What does not concave mean in Stata?

What does not concave mean in Stata?

If Stata keeps declaring not concave, that means that the maximization algorithm doesn’t know where to advance next.

What is fixed effect logistic regression?

The fixed effects logistic regression is a conditional model also referred to as a subject-specific model as opposed to being a population-averaged model. The fixed effects logistic regression models have the ability to control for all fixed characteristics (time independent) of the individuals.

What is panel regression used for?

Panel regression is a modeling method adapted to panel data, also called longitudinal data or cross-sectional data. It is widely used in econometrics, where the behavior of statistical units (i.e. panel units) is followed across time.

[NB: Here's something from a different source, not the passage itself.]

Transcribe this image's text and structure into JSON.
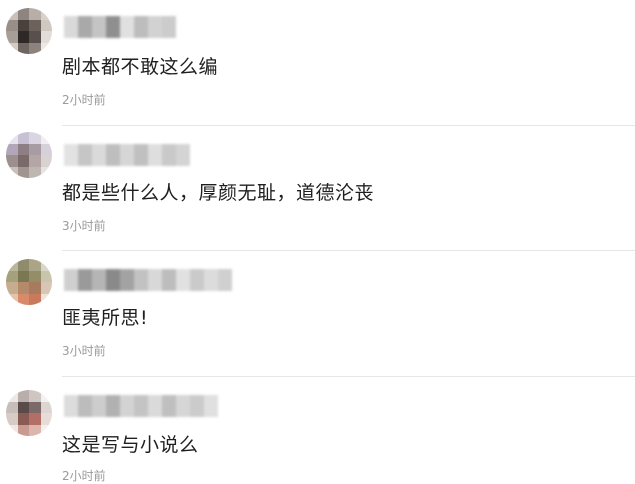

Those units can be firms, countries, states, etc.

What is an Endogeneity problem?

The basic problem of endogeneity occurs when the explanans (X) may be influenced by the explanandum (Y) or both may be jointly influenced by an unmeasured third. The endogeneity problem is one aspect of the broader question of selection bias discussed earlier.

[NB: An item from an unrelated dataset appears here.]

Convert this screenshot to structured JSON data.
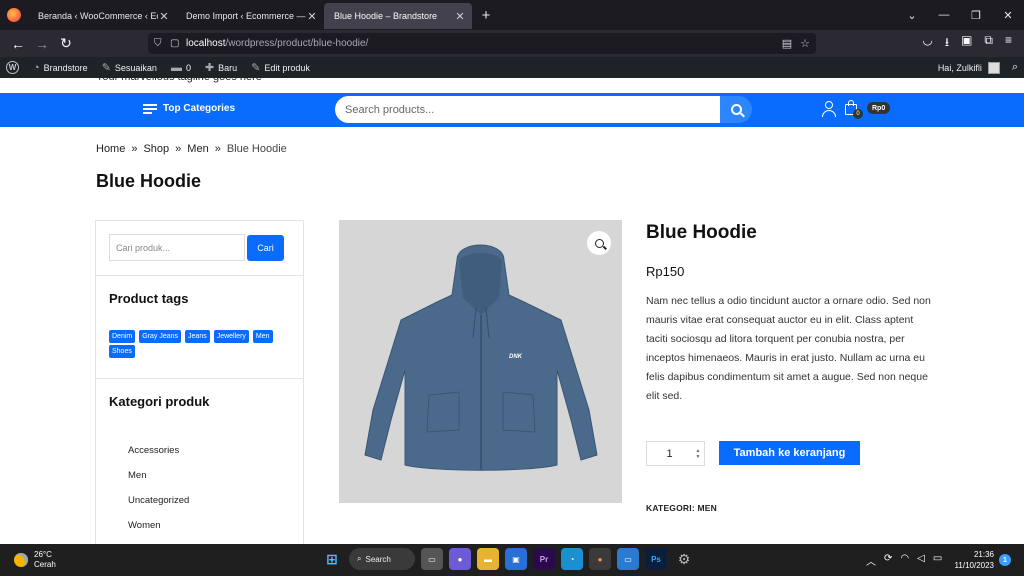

Why is panel data better than others?

Panel data contains more information, more variability, and more efficiency than pure time series data or cross-sectional data. Panel data can detect and measure statistical effects that pure time series or cross-sectional data can’t.

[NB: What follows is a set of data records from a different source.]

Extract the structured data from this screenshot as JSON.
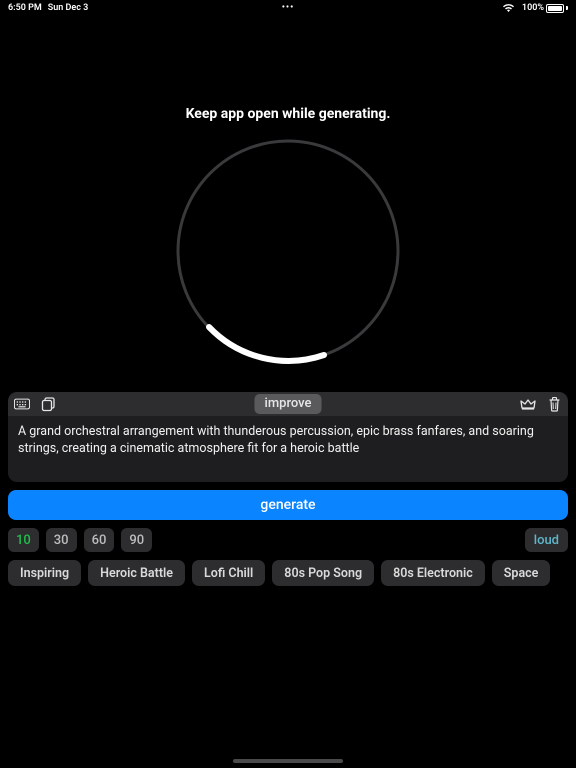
{
  "status": {
    "time": "6:50 PM",
    "date": "Sun Dec 3",
    "dots": "•••",
    "battery": "100%"
  },
  "message": "Keep app open while generating.",
  "toolbar": {
    "improve": "improve"
  },
  "prompt_text": "A grand orchestral arrangement with thunderous percussion, epic brass fanfares, and soaring strings, creating a cinematic atmosphere fit for a heroic battle",
  "generate_label": "generate",
  "durations": {
    "opts": [
      "10",
      "30",
      "60",
      "90"
    ],
    "active": "10"
  },
  "loud_label": "loud",
  "presets": [
    "Inspiring",
    "Heroic Battle",
    "Lofi Chill",
    "80s Pop Song",
    "80s Electronic",
    "Space"
  ]
}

What is meant by fixed effects?

Fixed effects are variables that are constant across individuals; these variables, like age, sex, or ethnicity, don’t change or change at a constant rate over time. They have fixed effects; in other words, any change they cause to an individual is the same.

What is a fixed vs random effect?

The fixed effects are the coefficients (intercept, slope) as we usually think about the. The random effects are the variances of the intercepts or slopes across groups.

Should I ignore the-xtlogit-command?

You can ignore it. As for it taking a long time to run, that’s not surprising: -xtlogit- is quite computationally intensive and in a data set of this size, I would expect it to feel slow on a typical desktop configuration.

Should I ignore the concave/concave message in the output?

As for the (not concave) message, as long as that isn’t present at the final iteration, it doesn’t matter. You can ignore it. As for it taking a long time to run, that’s not surprising: -xtlogit- is quite computationally intensive and in a data set of this size, I would expect it to feel slow on a typical desktop configuration.

Is-xtlogit-doing the job?

Again, -xtlogit- is computationally intensive, and if it just spat out results for you quickly yesterday then it wasn’t doing the job. The combination of the strange results for sigma_u, rho, and the fact that you didn’t find it slow yesterday suggest to me that you had dropped some substantial part of your data set when you ran it yesterday.